It’s been one of the great sadness’s of my life that in the past year, I let my subscription to Harper’s lapse (yes, I’ve enjoyed a privileged, and very lucky, existence). When it last came time to renew, the cost had gone up to over $50, which I’ve found is farther than I am willing to go, no matter how much I love the individual magazine and want to support print publishing in general. But today, I clicked on the subscribe link on the annoying popup that kept appearing while I was reading my free article for the month, and found I could renew for just over $30. Yippeee. I am, again, at peace with myself.
I think part of the reason I was so cheap as to let the subscription lapse was the exit of Editor Lewis Lapham and the resulting drop in interest I had for the Easy Chair column. After Lapham left, Easy Chair has been handled by a variety of eminent writers, all very talented, including Thomas Frank and Rebecca Sonit; but none of whom I found right for the job.
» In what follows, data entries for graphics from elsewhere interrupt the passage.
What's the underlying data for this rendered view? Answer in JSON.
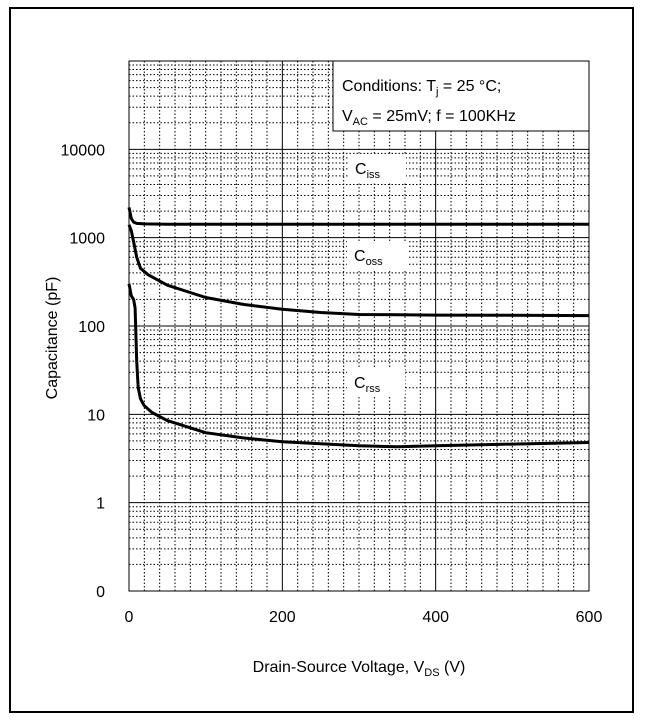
{
  "chart_data": {
    "type": "line",
    "title": "",
    "xlabel": {
      "main": "Drain-Source Voltage,  V",
      "sub": "DS",
      "unit": " (V)"
    },
    "ylabel": "Capacitance (pF)",
    "x_scale": "linear",
    "y_scale": "log",
    "xlim": [
      0,
      600
    ],
    "ylim": [
      0.1,
      100000
    ],
    "x_ticks": [
      {
        "value": 0,
        "label": "0"
      },
      {
        "value": 200,
        "label": "200"
      },
      {
        "value": 400,
        "label": "400"
      },
      {
        "value": 600,
        "label": "600"
      }
    ],
    "y_ticks": [
      {
        "value": 0.1,
        "label": "0"
      },
      {
        "value": 1,
        "label": "1"
      },
      {
        "value": 10,
        "label": "10"
      },
      {
        "value": 100,
        "label": "100"
      },
      {
        "value": 1000,
        "label": "1000"
      },
      {
        "value": 10000,
        "label": "10000"
      }
    ],
    "grid": true,
    "series": [
      {
        "name": "Ciss",
        "label_main": "C",
        "label_sub": "iss",
        "x": [
          0,
          3,
          6,
          10,
          20,
          50,
          100,
          200,
          300,
          400,
          500,
          600
        ],
        "y": [
          2200,
          1650,
          1500,
          1450,
          1430,
          1420,
          1420,
          1420,
          1420,
          1420,
          1420,
          1420
        ]
      },
      {
        "name": "Coss",
        "label_main": "C",
        "label_sub": "oss",
        "x": [
          0,
          3,
          6,
          10,
          15,
          25,
          50,
          100,
          150,
          200,
          250,
          300,
          350,
          400,
          500,
          600
        ],
        "y": [
          1400,
          1200,
          900,
          600,
          450,
          380,
          290,
          210,
          175,
          155,
          142,
          135,
          134,
          133,
          132,
          131
        ]
      },
      {
        "name": "Crss",
        "label_main": "C",
        "label_sub": "rss",
        "x": [
          0,
          3,
          6,
          8,
          10,
          12,
          15,
          20,
          30,
          50,
          100,
          150,
          200,
          300,
          350,
          400,
          500,
          600
        ],
        "y": [
          300,
          220,
          200,
          160,
          40,
          20,
          15,
          12.5,
          10.5,
          8.5,
          6.2,
          5.4,
          4.9,
          4.4,
          4.3,
          4.4,
          4.6,
          4.8
        ]
      }
    ],
    "conditions": {
      "line1": {
        "prefix": "Conditions:  T",
        "sub": "j",
        "suffix": " = 25 °C;"
      },
      "line2": {
        "v": "V",
        "vsub": "AC",
        "rest": " = 25mV;  f = 100KHz"
      }
    }
  }
}
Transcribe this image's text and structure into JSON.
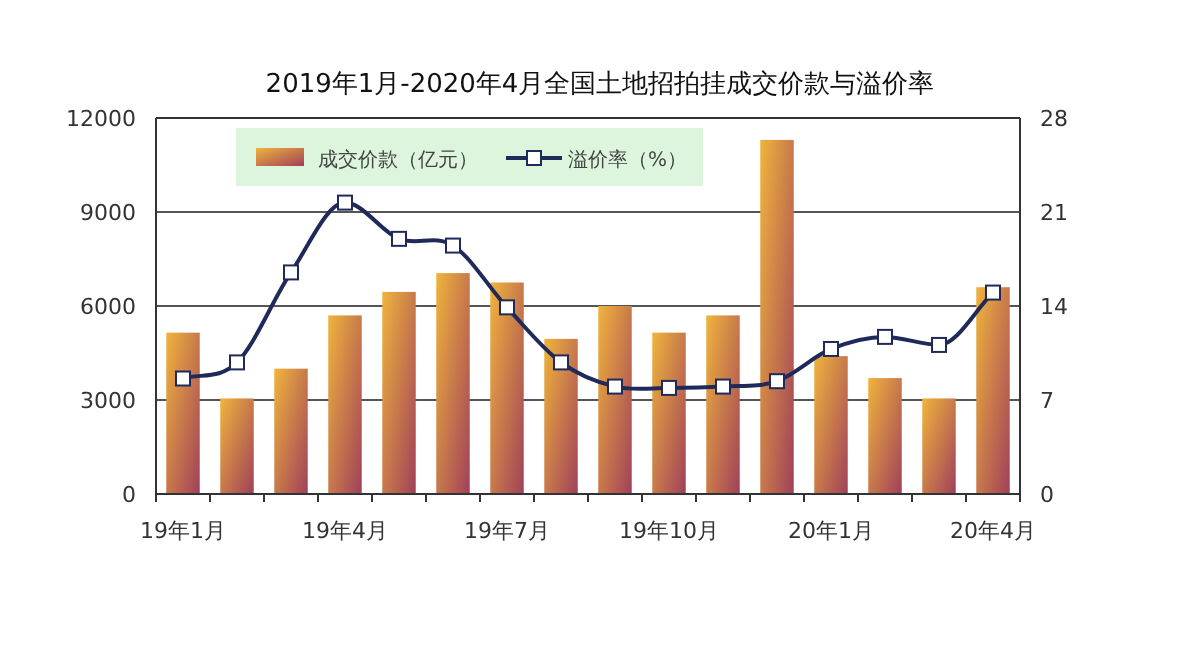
{
  "chart_data": {
    "type": "bar",
    "title": "2019年1月-2020年4月全国土地招拍挂成交价款与溢价率",
    "categories": [
      "19年1月",
      null,
      null,
      "19年4月",
      null,
      null,
      "19年7月",
      null,
      null,
      "19年10月",
      null,
      null,
      "20年1月",
      null,
      null,
      "20年4月"
    ],
    "series": [
      {
        "name": "成交价款（亿元）",
        "color": "#f0b43c",
        "values": [
          5150,
          3050,
          4000,
          5700,
          6450,
          7050,
          6750,
          4950,
          6000,
          5150,
          5700,
          11300,
          4400,
          3700,
          3050,
          6600
        ]
      },
      {
        "name": "溢价率（%）",
        "type": "line",
        "axis": "y2",
        "color": "#1f2a5a",
        "marker": "square",
        "values": [
          8.6,
          9.8,
          16.5,
          21.7,
          19.0,
          18.5,
          13.9,
          9.8,
          8.0,
          7.9,
          8.0,
          8.4,
          10.8,
          11.7,
          11.1,
          15.0
        ]
      }
    ],
    "ylim": [
      0,
      12000
    ],
    "yticks": [
      0,
      3000,
      6000,
      9000,
      12000
    ],
    "y2lim": [
      0,
      28
    ],
    "y2ticks": [
      0,
      7,
      14,
      21,
      28
    ],
    "grid": "y",
    "legend": "top left"
  }
}
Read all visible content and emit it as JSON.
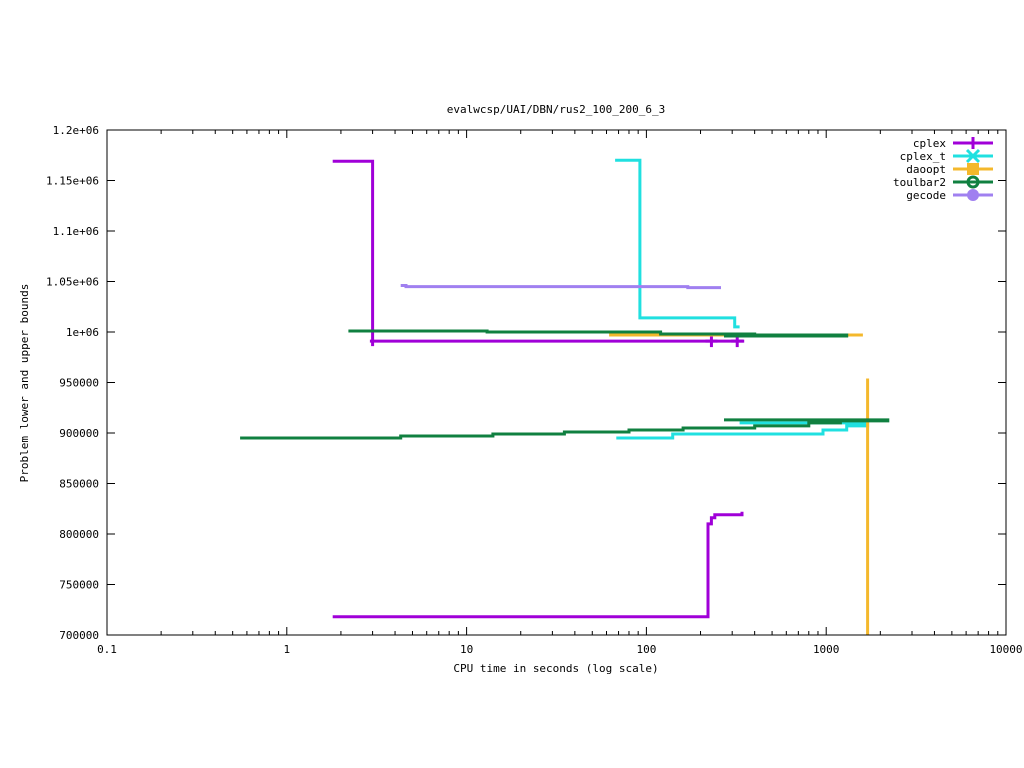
{
  "chart_data": {
    "type": "line",
    "title": "evalwcsp/UAI/DBN/rus2_100_200_6_3",
    "xlabel": "CPU time in seconds (log scale)",
    "ylabel": "Problem lower and upper bounds",
    "xscale": "log",
    "xlim": [
      0.1,
      10000
    ],
    "ylim": [
      700000,
      1200000
    ],
    "xticks": [
      {
        "v": 0.1,
        "label": "0.1"
      },
      {
        "v": 1,
        "label": "1"
      },
      {
        "v": 10,
        "label": "10"
      },
      {
        "v": 100,
        "label": "100"
      },
      {
        "v": 1000,
        "label": "1000"
      },
      {
        "v": 10000,
        "label": "10000"
      }
    ],
    "yticks": [
      {
        "v": 700000,
        "label": "700000"
      },
      {
        "v": 750000,
        "label": "750000"
      },
      {
        "v": 800000,
        "label": "800000"
      },
      {
        "v": 850000,
        "label": "850000"
      },
      {
        "v": 900000,
        "label": "900000"
      },
      {
        "v": 950000,
        "label": "950000"
      },
      {
        "v": 1000000,
        "label": "1e+06"
      },
      {
        "v": 1050000,
        "label": "1.05e+06"
      },
      {
        "v": 1100000,
        "label": "1.1e+06"
      },
      {
        "v": 1150000,
        "label": "1.15e+06"
      },
      {
        "v": 1200000,
        "label": "1.2e+06"
      }
    ],
    "grid": false,
    "legend_position": "top-right",
    "series": [
      {
        "name": "cplex",
        "color": "#a000d8",
        "marker": "plus",
        "lines": [
          [
            [
              1.8,
              1169000
            ],
            [
              3.0,
              1169000
            ],
            [
              3.0,
              986000
            ]
          ],
          [
            [
              2.9,
              991000
            ],
            [
              350,
              991000
            ]
          ],
          [
            [
              1.8,
              718000
            ],
            [
              220,
              718000
            ],
            [
              220,
              810000
            ],
            [
              230,
              810000
            ],
            [
              230,
              816000
            ],
            [
              240,
              816000
            ],
            [
              240,
              819000
            ],
            [
              340,
              819000
            ],
            [
              340,
              822000
            ]
          ]
        ],
        "markers": [
          [
            230,
            991000
          ],
          [
            320,
            991000
          ]
        ]
      },
      {
        "name": "cplex_t",
        "color": "#20e0e0",
        "marker": "x",
        "lines": [
          [
            [
              67,
              1170000
            ],
            [
              92,
              1170000
            ],
            [
              92,
              1014000
            ],
            [
              310,
              1014000
            ],
            [
              310,
              1005000
            ],
            [
              330,
              1005000
            ]
          ],
          [
            [
              68,
              895000
            ],
            [
              140,
              895000
            ],
            [
              140,
              899000
            ],
            [
              960,
              899000
            ],
            [
              960,
              903000
            ],
            [
              1300,
              903000
            ],
            [
              1300,
              907000
            ],
            [
              1700,
              907000
            ],
            [
              1700,
              910000
            ],
            [
              330,
              910000
            ]
          ]
        ],
        "markers": []
      },
      {
        "name": "daoopt",
        "color": "#f4b82c",
        "marker": "square",
        "lines": [
          [
            [
              62,
              997000
            ],
            [
              1600,
              997000
            ]
          ],
          [
            [
              1700,
              700000
            ],
            [
              1700,
              954000
            ]
          ]
        ],
        "markers": []
      },
      {
        "name": "toulbar2",
        "color": "#108040",
        "marker": "circle",
        "lines": [
          [
            [
              2.2,
              1001000
            ],
            [
              13,
              1001000
            ],
            [
              13,
              1000000
            ],
            [
              120,
              1000000
            ],
            [
              120,
              998000
            ],
            [
              400,
              998000
            ],
            [
              400,
              997000
            ],
            [
              1300,
              997000
            ],
            [
              1300,
              996000
            ],
            [
              270,
              996000
            ]
          ],
          [
            [
              0.55,
              895000
            ],
            [
              4.3,
              895000
            ],
            [
              4.3,
              897000
            ],
            [
              14,
              897000
            ],
            [
              14,
              899000
            ],
            [
              35,
              899000
            ],
            [
              35,
              901000
            ],
            [
              80,
              901000
            ],
            [
              80,
              903000
            ],
            [
              160,
              903000
            ],
            [
              160,
              905000
            ],
            [
              400,
              905000
            ],
            [
              400,
              907000
            ],
            [
              800,
              907000
            ],
            [
              800,
              910000
            ],
            [
              1200,
              910000
            ],
            [
              1200,
              912000
            ],
            [
              2200,
              912000
            ],
            [
              2200,
              913000
            ],
            [
              270,
              913000
            ]
          ]
        ],
        "markers": []
      },
      {
        "name": "gecode",
        "color": "#a080f0",
        "marker": "filled-circle",
        "lines": [
          [
            [
              4.3,
              1046000
            ],
            [
              4.6,
              1046000
            ],
            [
              4.6,
              1045000
            ],
            [
              170,
              1045000
            ],
            [
              170,
              1044000
            ],
            [
              260,
              1044000
            ]
          ]
        ],
        "markers": []
      }
    ]
  }
}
But today, I read Walter Kirn‘s latest go at it, “Atlas Aggregated,” and then his previous two, and hope he gets the gig on a permanent basis. “Atlas Aggregated” is about the website Literary Hub, which bills itself as the Rotten Tomatoes of literature.
In addition to the high quality of the writing, its fit in the Easy Chair, and the overall intent of the piece, there were a few quotes that related to some of my hobby-horses about photography. Namely, critiques, contests, and old-fashioned technical skills.
Kirn on critiquing:
“Book reviewing, as I conceived of it and strove to practice it, was chiefly descriptive, not evaluative, and what it described was not the book itself but my encounter with the book. It tried to make manifest the act of reading in something like the way that travel writing dramatizes journeys. It wasn’t scorekeeping. It wasn’t grading. It didn’t break down into 8’s and 8.5’s.”
Kirn on grading, which I apply to contests:
“The site has many worthy features… but the grading business undermines it all. Works of literature are among the most intricate and elusive of human artifacts, the crudest of which requires more creativity than twenty trillion acts of aggregation. A site created to celebrate them now aimed to reduce them to an alphabetic omega point.”
Kirn on skills:
“Still, the elites, or whatever remains of them — those rare and lonesome worthies of skill and courage — deserve some protection from us, the aggregate. Prestige, irreducible and absolute, has its uses, and the very highest is inducing people to do hard things, things that take a lot of time to learn and exceptional nerve to execute, like building a child a new ear and reattaching it in such a way that blood flows through it and it doesn’t die.”
Put into photo context, I think the descriptive, personal approach as opposed to evaluative is a good direction. And contests inevitably grade, ultimately saying that some photographers, or even one photographer, is objectively better than others. A photograph, or photo essay, as Kirn says about literature, is “among the most intricate and elusive of human artifacts.” And I do believe that technical skill is still important. Oh, I know there are plenty of photographs where it was totally unnecessary, but there are far, far more where the result would have been impossible without the skill, which came from long study and practice.